BRAN is a heavily sagged ride.  Two types of SAGs are along the route, stationary and roving SAGs.  Every SAG wagon is clearly marked and contains the following: water supply, fresh fruit or other snacks (donation accepted), first aid kit, bicycle pump and tire repair equipment.  These are certain rules and customs affecting SAG use.

  1. The SAG will take riders to camp in case of mechanical or physical break down.  Riders will be permitted to ride the SAG only one day.  If unable to bike another day, the rider will have to seek their own transportation home.
  2. SAGs can be signaled by patting your hand on the top of your helmet.  If a roving SAG passes you by on the road and everything is OK and you don’t need their assistance, give a nod, but don’t use your hands.
  3. Fast riders may not see the roving SAGs too often.  The Roving SAGs will generally be from the middle to the end of the riders.
  4. SAGs will pick up riders off the route at sunset.
  5. BRAN has adopted advance SAG guidelines.  In simple terms if you haven’t reached a certain point on the route by a certain time, the roving SAGs will pick you up and take you to that point.  Advance SAG guidelines and times will be posted at the luggage truck, at the BRAN Camp Headquarters, and at the individual stationary SAG stops.
  6. Late in the day, roving SAGs must cover a lot of miles.  Riders are encouraged to give them a wide berth.  Also, if it is raining or the ground is wet, roving SAGs sometimes are not able to pull off the road due to soft shoulders.  They may be stopped on the road, so please don’t run into them.
  7. Be kind to your SAG support!  They work long and hard without recompense.  They literally carry hundreds of gallons of water and hundreds of pounds of fruit.  Although you may not believe it, riding is far easier than SAG support.
  8. Stationary SAGs will have weather radios and message boards for the rider’s convenience.
  9. Stationary SAGs serve as a gear drop.  Make sure your gear is clearly marked with your name.  Dropped gear will be delivered to the BRAN Camp headquarters for rider pick up.  Unclaimed items will be placed into “Lost and Found”.

BRAN M*A*S*H

Every evening a nurse will be available for consultation at the BRAN Headquarters.  The nurse’s role is to assess your problem, suggest minor self-treatment, and in the case of more severe problems, to refer you to more advanced medical care.  The nurse performs only minor first aid.  BRAN has an on-road EMT as well and will respond to ‘rider down’ situations.

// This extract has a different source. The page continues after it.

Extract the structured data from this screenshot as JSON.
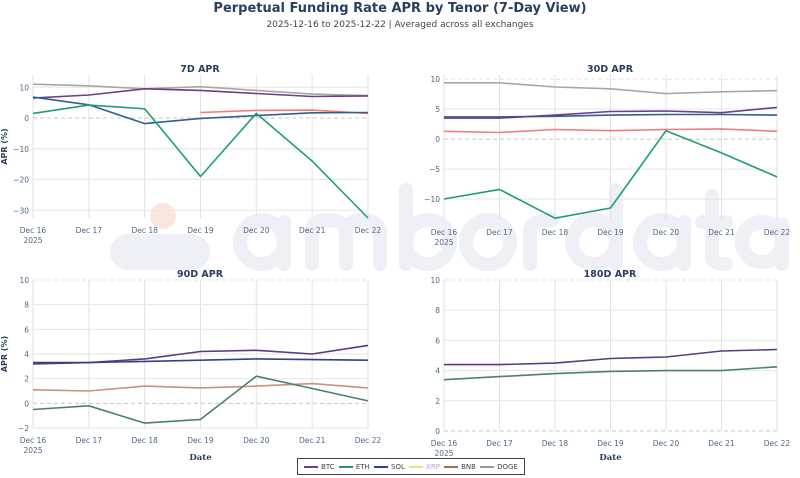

Always complete the medical information card provided by BRAN and bring your health insurance card.  Keep these with you at all times.

BRAN Headquarters

BRAN headquarters will be in a marked mobile home in a prominent location in the campgrounds.  The BRAN Camp Director works with our local community to insure an orderly campground.  Please follow the instructions of the BRAN Camp Director.  The BRAN headquarters serves a number of functions – lost and found, first aid (M*A*S*H), sale of BRAN items, information center and gear drop pick up. The BRAN Director is also found at the BRAN Headquarters.

Severe Weather

BRAN works with Emergency Management Teams in our locations and they direct BRAN staff regarding inclement weather. The campgrounds will be informed via public address/bullhorns if we are directed to make plans or inform the riders of a threat. When you hear the BRAN horns, you need to take shelter immediately.  If you are on the road, seek immediate shelter until the weather passes. Severe Weather Shelters will be identified on the BRAN baggage truck and at BRAN headquarters.